Fig. 4. Transplantation of BMECs attenuates neuronal loss and improves the recovery of neurological function after MCAO.

a Representative whole-section images of CV staining in the SHAM, PBS, and BMEC groups at 3 days and 7 days after surgery. Quantitative analysis of infarct volume calculated as a percentage of contralateral hemisphere volume (n = 8). b CV staining cannot clearly show ischaemic tissue, whereas representative immunohistochemical images for NeuN clearly show unstained ischaemic tissue at 14 days after MCAO. c Representative whole-section images and magnified images (I-VI) of NeuN in the ipsilateral (II, IV, VI) and contralateral (I, III, V) hemispheres in each group. The stained areas indicate normal brain tissue, while the blank unstained areas indicate ischaemic tissue marked with black lines. The change in the NeuN⁻ area was quantified as the infarct volume (n = 8). ***P < 0.001, **P < 0.01 by one-way ANOVA with Tukey’s post hoc test. Scale bars: 5 mm. d The illustration shows immunostaining for NeuN in the ischaemic hippocampus. Scale bars: 200 μm. e Representative immunohistochemical images of NeuN (brown) in the CA1 and CA3 regions of the ipsilateral hippocampus in the SHAM, PBS, and BMEC groups at 14 days after stroke. Scale bars: 50 μm. f Cumulative data showing that the number of NeuN⁺ cells increased after BMEC transplantation (n = 8). ***P < 0.001, **P < 0.01 by two-way ANOVA with Bonferroni’s multiple comparison test. g The neurological performance of the rats in the PBS group and BMEC group was assessed and scored according to Longa’s method (n = 8). h Rotarod test of the three groups. After three days of preoperative training, latency was scored at 1, 2, 3, 7, and 14 days after surgery (n = 8). **P < 0.01, *P < 0.05, ns, not significant by two-way ANOVA with Bonferroni’s multiple comparison test. The data are presented as the mean ± SEM.

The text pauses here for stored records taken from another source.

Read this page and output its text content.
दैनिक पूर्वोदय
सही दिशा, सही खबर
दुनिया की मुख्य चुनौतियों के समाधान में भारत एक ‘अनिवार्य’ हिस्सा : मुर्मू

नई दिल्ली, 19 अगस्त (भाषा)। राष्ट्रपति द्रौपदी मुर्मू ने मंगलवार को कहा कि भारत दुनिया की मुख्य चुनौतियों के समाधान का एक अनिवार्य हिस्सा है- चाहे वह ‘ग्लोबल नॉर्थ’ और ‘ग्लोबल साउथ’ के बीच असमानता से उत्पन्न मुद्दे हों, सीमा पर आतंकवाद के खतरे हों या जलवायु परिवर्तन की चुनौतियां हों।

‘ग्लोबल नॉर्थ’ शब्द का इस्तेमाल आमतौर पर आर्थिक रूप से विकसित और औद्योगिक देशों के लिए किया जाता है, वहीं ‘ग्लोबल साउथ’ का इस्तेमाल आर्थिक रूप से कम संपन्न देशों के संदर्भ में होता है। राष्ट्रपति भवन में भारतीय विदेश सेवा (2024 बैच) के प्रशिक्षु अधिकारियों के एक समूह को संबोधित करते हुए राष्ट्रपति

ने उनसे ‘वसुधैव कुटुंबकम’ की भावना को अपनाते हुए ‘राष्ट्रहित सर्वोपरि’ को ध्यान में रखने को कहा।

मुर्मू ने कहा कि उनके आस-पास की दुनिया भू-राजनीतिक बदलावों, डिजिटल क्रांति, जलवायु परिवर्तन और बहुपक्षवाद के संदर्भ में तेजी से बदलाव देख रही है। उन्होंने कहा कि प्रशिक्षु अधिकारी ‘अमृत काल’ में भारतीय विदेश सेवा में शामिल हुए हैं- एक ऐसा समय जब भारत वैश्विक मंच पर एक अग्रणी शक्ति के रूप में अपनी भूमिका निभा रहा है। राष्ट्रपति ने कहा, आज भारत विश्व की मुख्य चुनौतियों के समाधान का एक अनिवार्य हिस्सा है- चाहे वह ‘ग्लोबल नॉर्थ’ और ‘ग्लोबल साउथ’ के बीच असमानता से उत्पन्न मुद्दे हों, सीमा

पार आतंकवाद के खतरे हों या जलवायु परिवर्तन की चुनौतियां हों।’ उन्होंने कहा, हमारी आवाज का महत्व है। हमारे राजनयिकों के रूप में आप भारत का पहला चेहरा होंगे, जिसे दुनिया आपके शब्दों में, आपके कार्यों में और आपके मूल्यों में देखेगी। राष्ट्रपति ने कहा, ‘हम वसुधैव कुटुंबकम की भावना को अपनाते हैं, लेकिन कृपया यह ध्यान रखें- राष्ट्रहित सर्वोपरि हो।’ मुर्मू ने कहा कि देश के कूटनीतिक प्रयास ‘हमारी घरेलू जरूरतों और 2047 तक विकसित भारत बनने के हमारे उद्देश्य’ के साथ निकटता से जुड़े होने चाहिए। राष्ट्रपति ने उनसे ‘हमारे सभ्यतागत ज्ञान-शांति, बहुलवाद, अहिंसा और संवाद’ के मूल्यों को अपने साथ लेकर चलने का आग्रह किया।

Fig. 5. BMEC transplantation promotes the proliferation of neural precursor cells in the granular layer of the dentate gyrus of the ipsilateral hippocampus after stroke.

a Representative whole-section image of the ipsilateral DG showing the field of view (red box). b Representative immunofluorescence images of DCX (green), Ki67 (red), and DAPI (blue) from sham-operated (SHAM) rats. c Representative images of DCX-Ki67 double immunostaining in rats transplanted with PBS or BMECs. Scale bars: 50 μm. d The number of DCX⁺ cells in the field of view was counted. e The number of DCX⁺–Ki67⁺ cells was calculated as the percentage of the total number of DCX⁺ cells in each group (n = 8). **P < 0.01, ns, not significant by two-way ANOVA with Bonferroni’s multiple comparison test. The data are presented as the mean ± SEM.